Ogólnie rzecz biorąc, iX to majestatyczny krążownik i zaskakująco zwrotny w mieście, dzięki dobrej widoczności, stosom technologii wspomagających kierowcę i lekkiemu układowi kierowniczemu.
Bez kilkutygodniowego obcowania z iX-em nie da się ocenić deklarowanego zasięgu. Jednak przy odrobinie powściągliwości szacuję, że w realnym świecie jazdy, zasięg 225 mil (xDrive40) i 350 mil (xDrive50) jest całkiem możliwy.
Kilka słów na temat systemu hamowania odzyskowego, który ładuje baterię podczas jazdy, zbierając energię traconą podczas przyspieszania lub hamowania. W przeciwieństwie do wielu pojazdów elektrycznych, hamulce w iX mają progresywne działanie i oferują dużą siłę hamowania.

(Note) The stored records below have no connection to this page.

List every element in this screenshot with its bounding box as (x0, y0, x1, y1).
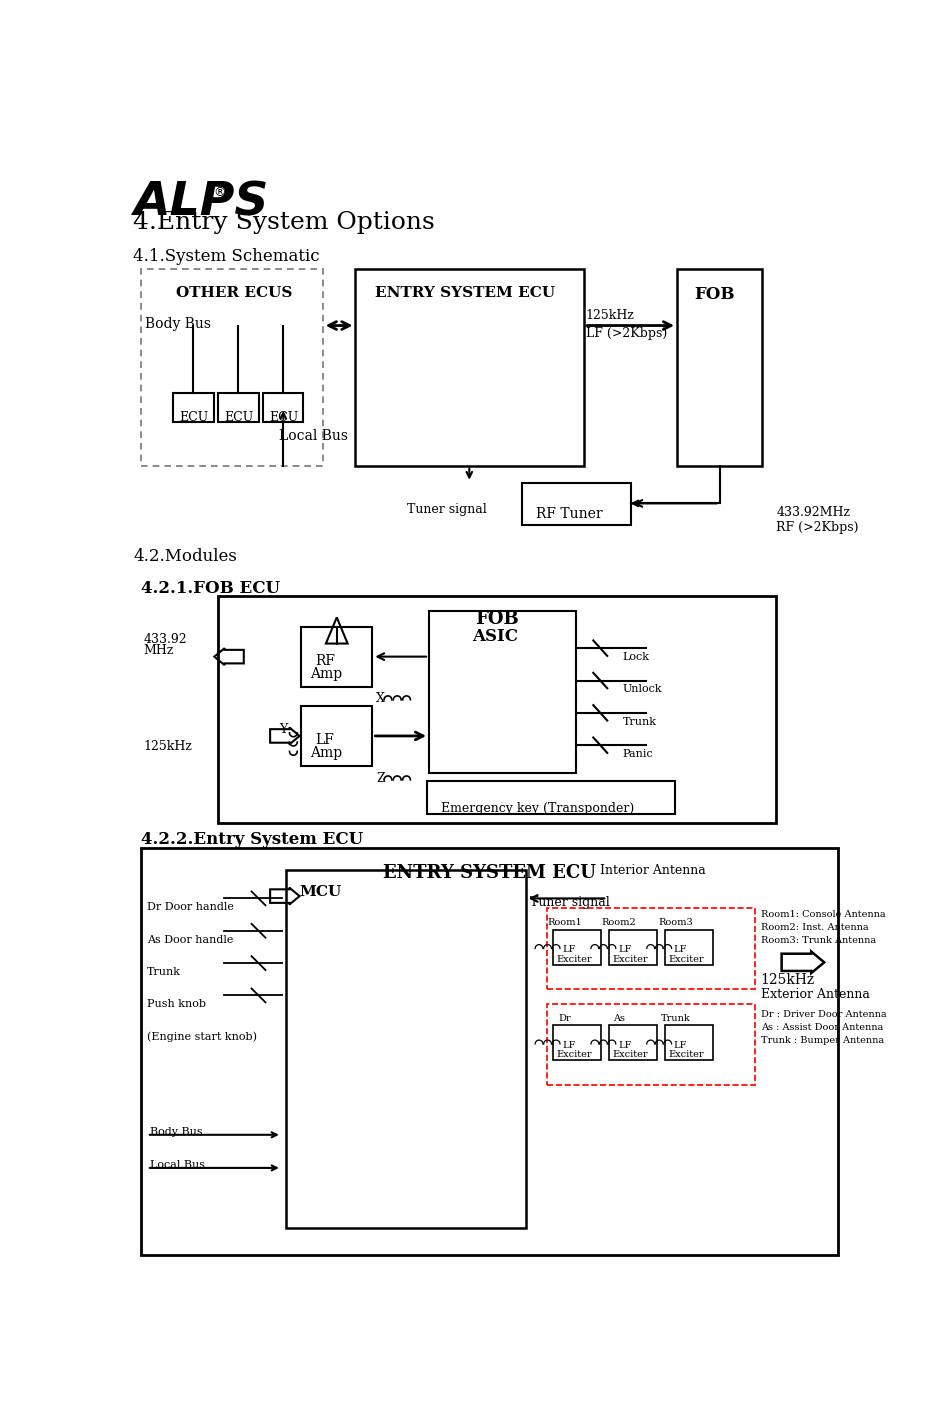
Bar (608, 931, 657, 965)
Text: Room1: Room1 (547, 918, 582, 928)
Text: Body Bus: Body Bus (145, 317, 210, 332)
Text: LF: LF (674, 1040, 687, 1050)
Text: 125kHz: 125kHz (585, 309, 634, 323)
Bar (218, 393, 259, 421)
Bar (522, 482, 630, 525)
Text: RF (>2Kbps): RF (>2Kbps) (776, 521, 859, 534)
Bar (301, 706, 372, 766)
Text: Local Bus: Local Bus (150, 1160, 205, 1170)
Text: Exterior Antenna: Exterior Antenna (761, 989, 869, 1002)
Text: Amp: Amp (310, 746, 343, 760)
Text: 4.2.Modules: 4.2.Modules (133, 548, 237, 565)
Bar (553, 931, 601, 965)
Bar (546, 908, 755, 989)
Text: As : Assist Door Antenna: As : Assist Door Antenna (761, 1023, 883, 1032)
Bar (429, 612, 576, 773)
Text: Emergency key (Transponder): Emergency key (Transponder) (442, 803, 635, 815)
Bar (301, 626, 372, 687)
Text: Body Bus: Body Bus (150, 1127, 203, 1137)
Text: Unlock: Unlock (623, 684, 663, 694)
Bar (664, 931, 713, 965)
Text: LF: LF (618, 945, 631, 955)
Text: 4.2.1.FOB ECU: 4.2.1.FOB ECU (141, 581, 280, 598)
Text: 433.92: 433.92 (144, 633, 188, 646)
Text: X: X (376, 692, 386, 704)
Text: ALPS: ALPS (133, 179, 268, 225)
Bar (141, 848, 838, 1255)
Text: 4.Entry System Options: 4.Entry System Options (133, 211, 435, 233)
Text: 125kHz: 125kHz (144, 740, 192, 753)
Text: Exciter: Exciter (613, 1050, 648, 1059)
Text: LF (>2Kbps): LF (>2Kbps) (585, 327, 666, 340)
Text: FOB: FOB (694, 286, 735, 303)
Text: Exciter: Exciter (557, 1050, 592, 1059)
Text: LF: LF (315, 733, 334, 747)
Bar (218, 596, 776, 822)
Text: Trunk : Bumper Antenna: Trunk : Bumper Antenna (761, 1036, 883, 1046)
Text: Lock: Lock (623, 652, 650, 662)
Text: MHz: MHz (144, 645, 174, 657)
Text: ENTRY SYSTEM ECU: ENTRY SYSTEM ECU (375, 286, 555, 300)
Text: Exciter: Exciter (557, 955, 592, 963)
Text: RF: RF (315, 653, 335, 667)
Bar (355, 269, 584, 465)
Text: Push knob: Push knob (147, 999, 206, 1009)
Text: Tuner signal: Tuner signal (407, 504, 487, 517)
Text: ECU: ECU (269, 411, 299, 424)
Text: Z: Z (376, 773, 385, 785)
Text: 4.1.System Schematic: 4.1.System Schematic (133, 248, 320, 265)
Text: As: As (613, 1015, 625, 1023)
Bar (664, 1026, 713, 1060)
Bar (546, 1003, 755, 1084)
Text: RF Tuner: RF Tuner (536, 507, 603, 521)
Text: Trunk: Trunk (147, 968, 181, 978)
Bar (263, 393, 304, 421)
Text: Exciter: Exciter (668, 955, 704, 963)
Text: Trunk: Trunk (661, 1015, 690, 1023)
Text: Interior Antenna: Interior Antenna (600, 864, 705, 877)
Text: Y: Y (280, 723, 288, 736)
Text: 4.2.2.Entry System ECU: 4.2.2.Entry System ECU (141, 831, 363, 848)
Bar (553, 1026, 601, 1060)
Text: ECU: ECU (179, 411, 208, 424)
Text: Exciter: Exciter (613, 955, 648, 963)
Bar (427, 781, 676, 814)
Text: Room2: Inst. Antenna: Room2: Inst. Antenna (761, 924, 868, 932)
Text: Room3: Trunk Antenna: Room3: Trunk Antenna (761, 936, 876, 945)
Text: Dr: Dr (558, 1015, 571, 1023)
Text: Amp: Amp (310, 666, 343, 680)
Text: (Engine start knob): (Engine start knob) (147, 1032, 257, 1042)
Text: Room2: Room2 (602, 918, 636, 928)
Text: Tuner signal: Tuner signal (529, 896, 609, 909)
Text: Exciter: Exciter (668, 1050, 704, 1059)
Text: Trunk: Trunk (623, 717, 657, 727)
Text: MCU: MCU (300, 885, 342, 899)
Text: LF: LF (563, 1040, 576, 1050)
Bar (141, 269, 323, 465)
Text: Local Bus: Local Bus (279, 430, 347, 444)
Text: LF: LF (618, 1040, 631, 1050)
Text: As Door handle: As Door handle (147, 935, 233, 945)
Text: ECU: ECU (225, 411, 253, 424)
Text: LF: LF (563, 945, 576, 955)
Bar (173, 393, 213, 421)
Text: Room1: Console Antenna: Room1: Console Antenna (761, 909, 885, 919)
Text: ENTRY SYSTEM ECU: ENTRY SYSTEM ECU (383, 864, 596, 882)
Text: Room3: Room3 (658, 918, 693, 928)
Text: FOB: FOB (475, 609, 519, 628)
Text: Dr Door handle: Dr Door handle (147, 902, 234, 912)
Bar (286, 869, 526, 1228)
Bar (677, 269, 763, 465)
Bar (608, 1026, 657, 1060)
Text: 125kHz: 125kHz (761, 973, 815, 988)
Text: LF: LF (674, 945, 687, 955)
Text: ®: ® (213, 186, 226, 199)
Text: ASIC: ASIC (471, 628, 518, 645)
Text: 433.92MHz: 433.92MHz (776, 505, 850, 519)
Text: Dr : Driver Door Antenna: Dr : Driver Door Antenna (761, 1010, 886, 1019)
Text: Panic: Panic (623, 748, 653, 758)
Text: OTHER ECUS: OTHER ECUS (175, 286, 292, 300)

Nie trzeba chyba dodawać, że model iX przeszedł testy zderzeniowe Euro NCAP bezbłędnie, zdobywając maksymalną liczbę pięciu gwiazdek. Chwalono go zarówno za doskonałą ochronę pasażerów, jak i zaawansowane systemy wspomagające kierowcę, które pomagają zapobiegać wypadkom.
Rywalami iX-a są Tesla Model X, Audi e-tron, Jaguar I-Pace i Mercedes-Benz EQC.
Werdykt: BMW może i spóźniło się nieco na przyjęcie wielkiego elektrycznego SUV-a, ale futurystyczny iX był wart czekania. Odważny, nowy okręt flagowy dla rodziny pojazdów elektrycznych tej marki, oferuje duży zasięg, imponującą dynamikę jazdy, komfort i osiągi, w połączeniu z najnowocześniejszą technologią, najwyższą jakością wykonania i atrakcyjnym wyglądem.